The assignment covers the following two topics:

Dynamic contextualization and model serving in a scalable production environment
Reliable continuous integration and development process

Important:

It is expected that students have finished the prelab of the distributed e-infrastructures part.
Please terminate VMs once you finish the task.
The tasks and the configurations are designed for the Ubuntu 20.04 with small or medium VM flavour.
We will use SNIC Science Cloud (SSC) for all the tasks. In case you want to learn more about SSC visit the website http://cloud.snic.se
We recommend you to create a VM in SSC and execute all the tasks on that virtual machine.
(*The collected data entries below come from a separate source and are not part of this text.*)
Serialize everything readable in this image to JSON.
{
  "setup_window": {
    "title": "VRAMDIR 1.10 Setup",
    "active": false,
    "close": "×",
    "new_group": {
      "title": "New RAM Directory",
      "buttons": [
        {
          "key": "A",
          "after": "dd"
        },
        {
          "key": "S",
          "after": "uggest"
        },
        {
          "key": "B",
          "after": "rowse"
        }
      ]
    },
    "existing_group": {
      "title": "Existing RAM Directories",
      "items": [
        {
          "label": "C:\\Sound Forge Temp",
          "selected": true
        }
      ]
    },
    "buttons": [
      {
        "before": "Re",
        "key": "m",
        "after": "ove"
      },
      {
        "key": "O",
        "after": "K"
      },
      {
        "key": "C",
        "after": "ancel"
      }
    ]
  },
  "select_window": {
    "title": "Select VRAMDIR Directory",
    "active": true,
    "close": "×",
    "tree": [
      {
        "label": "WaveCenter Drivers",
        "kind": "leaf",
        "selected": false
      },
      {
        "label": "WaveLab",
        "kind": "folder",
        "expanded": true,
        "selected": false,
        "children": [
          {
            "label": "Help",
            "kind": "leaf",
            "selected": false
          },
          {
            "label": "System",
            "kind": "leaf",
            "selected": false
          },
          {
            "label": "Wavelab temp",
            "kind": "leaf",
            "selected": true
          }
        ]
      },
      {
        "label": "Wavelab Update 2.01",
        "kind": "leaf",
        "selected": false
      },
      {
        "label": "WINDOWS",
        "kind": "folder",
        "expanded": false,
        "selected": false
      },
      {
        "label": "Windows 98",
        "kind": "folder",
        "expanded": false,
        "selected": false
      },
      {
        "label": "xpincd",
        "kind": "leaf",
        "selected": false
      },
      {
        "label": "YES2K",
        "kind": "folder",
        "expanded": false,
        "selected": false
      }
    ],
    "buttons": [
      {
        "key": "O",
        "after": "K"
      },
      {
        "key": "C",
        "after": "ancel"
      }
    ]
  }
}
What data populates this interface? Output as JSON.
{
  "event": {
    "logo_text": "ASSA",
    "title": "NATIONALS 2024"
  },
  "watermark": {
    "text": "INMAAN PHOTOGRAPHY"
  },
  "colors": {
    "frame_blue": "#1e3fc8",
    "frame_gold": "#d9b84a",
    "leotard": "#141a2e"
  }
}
You can run the tasks on your laptops but it may break your local working environment.
For all the tasks, clone the repository:

https://github.com/sztoor/model_serving.git

The code for tasks is available in the "model_serving" directory.

 - model_serving
   -- Single_server_without_docker
   -- Single_server_with_docker
   -- CI_CD
   -- OpenStack-Client

Dynamic contextualization

Dynamic contextualization is a process of preparing a customized computing environment at runtime. The process ranging from creating/defining user roles and permissions to updating/installing different packages and initiating services.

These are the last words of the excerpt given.